Perhaps the newfound hobby only stoked the inner scientist in Randy, because soon it was not enough. Randy began volunteering at the museum shortly thereafter “to keep from going crazy,” he admits.
At the museum there was plenty of work to be done. Staff and volunteers scrambled in preparation for the move from NHMU’s former location in Presidents Circle, to its new one in Research Park. With work to be had in every department, Randy had his pick of where he wanted to spend his time. He earned his undergraduate, graduate and doctoral degrees in chemistry before working for the government and various other entities as a chemist. As a lifelong scientist, the only challenge he would face at the museum came in choosing which department he wanted to focus his abilities.
“I always wanted to be a scientist ever since I was a little kid,” says Randy. “I just didn’t know what kind. When I started at the museum it was kind of hard to choose what I wanted to do here, but once I spent some time in the Paleo Lab I decided pretty quickly that’s where I wanted to be.”
Where the fit was natural and the transition seamless for Randy, Ann did not consider herself a scientist and had never imagined working in an environment like the one she toils tirelessly away in now. A retired nurse, she had spent her life looking after people in care facilities and hospitals — a far cry from working with the grit and dirt of hundred-million-year-old fossilized bones. But with a little convincing from her husband and the goading of her insatiable curiosity, Ann decided she would volunteer. Within weeks, she was hooked.
“I sent Randy to the museum to get him out of my hair,” Ann laughs. “But he talked about how much fun he was having, and he convinced me to come over. They brought me in, and I loved it.”
Though their paths to the museum were different, what attracted them to volunteering with NHMU is the same: The rush of discovery.
Randy, reserved and soft-spoken, articulates matter-of-factly the thrill of discovery he feels in working in the Paleo Prep Lab every day. For nine months, he has been preparing the skull of a never-before found species of ceratopsian dinosaur. It is a specimen known by no one better than Randy. While volunteering in the field for NHMU in Grand Staircase-Escalante National Monument, Randy discovered the unknown marvel. The specimen, yet to be named, was soon relocated to NHMU’s paleontology collection where again, Randy leads the discovery process, carefully chiseling away the matrix of hundred-million-year-old mystery.
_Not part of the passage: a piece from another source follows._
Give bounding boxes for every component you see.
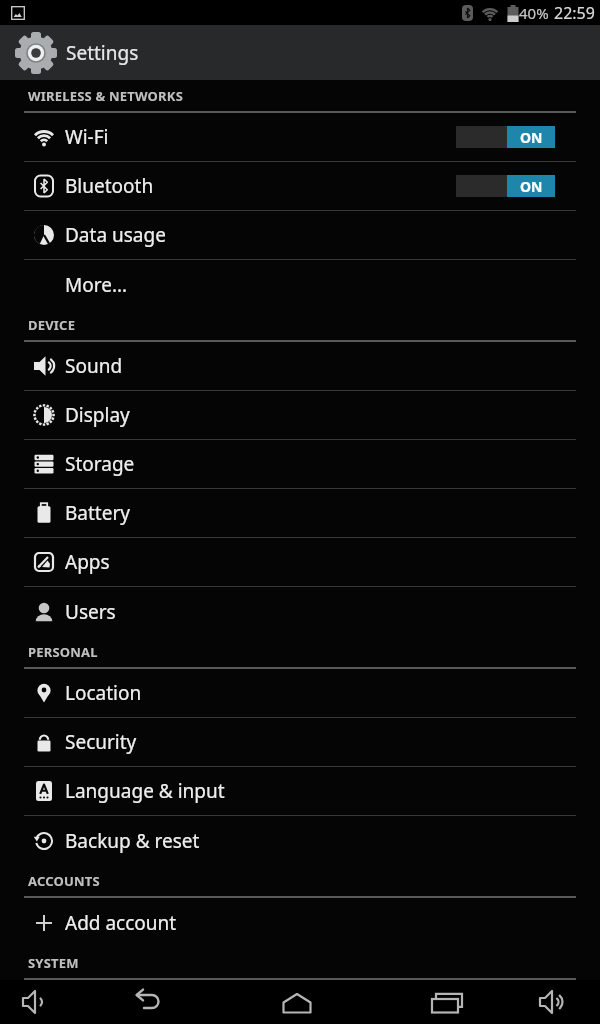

The rush of discovery is the same for Ann. In contrast to her soft-spoken husband, the excitement bubbles up in her voice as she describes the thrill of taking part in the discovery and research of the specimens she works with every day.
“You can’t imagine what it’s like to have the curator of paleontology hand you a coat and say ‘this is a 200-million-year-old specimen. Prep it out for me.’ It’s like Christmas morning.”
While Ann and Randy are unique, stories like theirs are not uncommon of the nearly 300 volunteers that work in the museum. When asked what makes a museum such a special place to volunteer, Ann is quick to credit NHMU and its volunteer program.
“I have volunteered for a lot of different organizations,” she says. “NHMU is the most supportive and appreciative of their volunteers of any organization I’ve ever volunteered for.”
There is a connection in all of it that Ann sees in guests’ faces when they visit the museum, particularly kids. It’s a connection she describes as a sort of “coming full circle.” Through the prep lab window, she sees the faces of many kids. NHMU brings in more than 40,000 of them every year through its field trip program. The exuberant smiles, the awestruck eyes — these are all constant reminders to Ann of what she, and what the museum at large, is doing and why it is important.
“If there’s just one little spark, that one kid comes back and it gets them interested in some kind of science, then it’s all worth it,” she says. To Ann, the lit-up faces on the other side of the window are reflections of the joy she feels volunteering every day.